APRENDENDO A SURFAR >> Fernanda Pinho
- O que você faria diante de um tsunami? – perguntei por perguntar.
- Surfaria. Eu morreria de qualquer jeito.
A resposta veio rápida e rasteira, revelando uma lucidez surpreendente. Foi uma pergunta à toa. Não era para me jogar na cara uma resposta que me disparou vários alarmes internos. Mas ele o fez, displicentemente. Não era, afinal, um velho sábio chinês querendo me aplicar a moral de uma fábula. Era só meu primo, de dez anos, confirmando aquilo que eu já suspeitava: ele aprendeu a viver muito antes de mim.
Chegou a me devolver a pergunta, mas disfarcei e encerrei o assunto. Primeiro porque fiquei sem jeito de admitir que, diante de um tsunami, eu provavelmente choraria e gritaria desesperada, sem conseguir sair do lugar e morreria do coração antes que a onda me pegasse. Segundo que, a essa altura, meus pensamentos já tratavam de ruminar, mais uma vez, todas as minhas crises existenciais. Agora, sob a luz da filosofia do pequeno Romano.
Era dia 2 de janeiro e, no dia anterior, eu havia pulado ondas, jogado flores para Iemanjá, feito mil promessas e mil e um pedidos. Mas então eu entendi – como se isso já não fosse o óbvio – que não adianta nada ter um grande plano. Um projeto superbem arquitetado. Uma meta incrível.
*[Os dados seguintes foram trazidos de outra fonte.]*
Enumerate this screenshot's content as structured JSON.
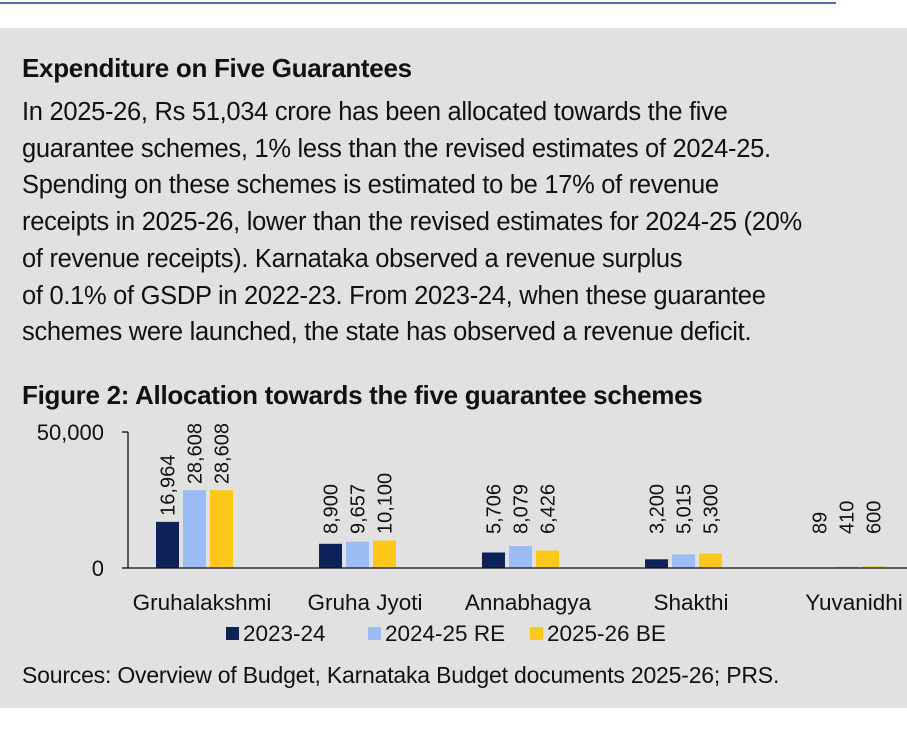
{
  "box": {
    "title": "Expenditure on Five Guarantees",
    "lines": [
      "In 2025-26, Rs 51,034 crore has been allocated towards the five",
      "guarantee schemes, 1% less than the revised estimates of 2024-25.",
      "Spending on these schemes is estimated to be 17% of revenue",
      "receipts in 2025-26, lower than the revised estimates for 2024-25 (20%",
      "of revenue receipts).  Karnataka observed a revenue surplus",
      "of 0.1% of GSDP in 2022-23. From 2023-24, when these guarantee",
      "schemes were launched, the state has observed a revenue deficit."
    ]
  },
  "figure_title": "Figure 2: Allocation towards the five guarantee schemes",
  "sources": "Sources: Overview of Budget, Karnataka Budget documents 2025-26; PRS.",
  "colors": {
    "s2023": "#0d2259",
    "s2024": "#9bbcf5",
    "s2025": "#fdc81a",
    "panel": "#e1e1e1",
    "rule": "#4f6fb3"
  },
  "chart_data": {
    "type": "bar",
    "title": "Figure 2: Allocation towards the five guarantee schemes",
    "xlabel": "",
    "ylabel": "",
    "ylim": [
      0,
      50000
    ],
    "yticks": [
      0,
      50000
    ],
    "ytick_labels": [
      "0",
      "50,000"
    ],
    "categories": [
      "Gruhalakshmi",
      "Gruha Jyoti",
      "Annabhagya",
      "Shakthi",
      "Yuvanidhi"
    ],
    "series": [
      {
        "name": "2023-24",
        "color": "#0d2259",
        "values": [
          16964,
          8900,
          5706,
          3200,
          89
        ],
        "labels": [
          "16,964",
          "8,900",
          "5,706",
          "3,200",
          "89"
        ]
      },
      {
        "name": "2024-25 RE",
        "color": "#9bbcf5",
        "values": [
          28608,
          9657,
          8079,
          5015,
          410
        ],
        "labels": [
          "28,608",
          "9,657",
          "8,079",
          "5,015",
          "410"
        ]
      },
      {
        "name": "2025-26 BE",
        "color": "#fdc81a",
        "values": [
          28608,
          10100,
          6426,
          5300,
          600
        ],
        "labels": [
          "28,608",
          "10,100",
          "6,426",
          "5,300",
          "600"
        ]
      }
    ],
    "legend": "bottom-center",
    "grid": false
  }
}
Não adianta eu viver obcecada pelos resultados finais (e suplicar para Iemanjá que eles se concretizem), se a vida é o que está acontecendo antes de chegarmos lá.
Embora vergonhoso, foi oportuno ouvir isso de uma criança logo no início do ano, que é quando estamos mais dispostos e propensos a fazer diferente. Não quero mais passar os finais de semana pensando nas matérias que vou ter que escrever quando a segunda chegar. Só me faz perder horas de descanso e, no fim das contas, produzir uma matéria muito aquém das minhas reais possibilidades. Não quero me apaixonar pensando em como vai ser doloroso quando tudo terminar. Só me faz antecipar o fim, com medo de que as coisas piorem pro meu lado. Não quero mais analisar meu extrato bancário e meu corpo, diariamente. Só me faz me sentir uma pessoa duplamente incompetente que não sabe lidar com dinheiro nem cuidar da minha forma e da minha saúde.
O que quero é levar a sério uma frase que li numa publicidade há alguns anos: “Se você se preocupar, você morre. Se você não se preocupar, também. Então pra que se preocupar?”.
É isso. Não quero mais me preocupar. Como vou conseguir essa façanha, eu não sei. Talvez seja o caso de tentar aprender a surfar.
Imagem: http://www.sxc.hu/
Comentários
Adorei as cronicas!
Primeira vez que estou passando aqui e adorei!
Acho que temos que pensar como o pessoal do AA: "Um dia de cada vez!"
Aliás, foi assim que eu curei meu coração quando partiu, inúmeras vezes: "Só mais 24 horas".
E assim, a gente vai vivendo melhor!
Beijocas amore!
P.S - Nem preciso dizer como seu priminho é sagaz. Ah, essas crianças, sempre nos ensinando!
Essa vida...Bem,a gente mergulha,nada,surfa,bóia,afunda e levanta!!
Beijocas.
Beijos!!!
Delicioso texto... Devia ir pra 'aquela' seleção... :)
Beijo e bom ano, cheio de sorte e despreocupações...
Só que depois de ler essa frase:
“Se você se preocupar, você morre. Se você não se preocupar, também. Então pra que se preocupar?”.
Vejo que não estava tão errado assim.
Parabéns pelo bom texto(não vou elogiar muito para você não se acomodar! hahaha!) Abraço!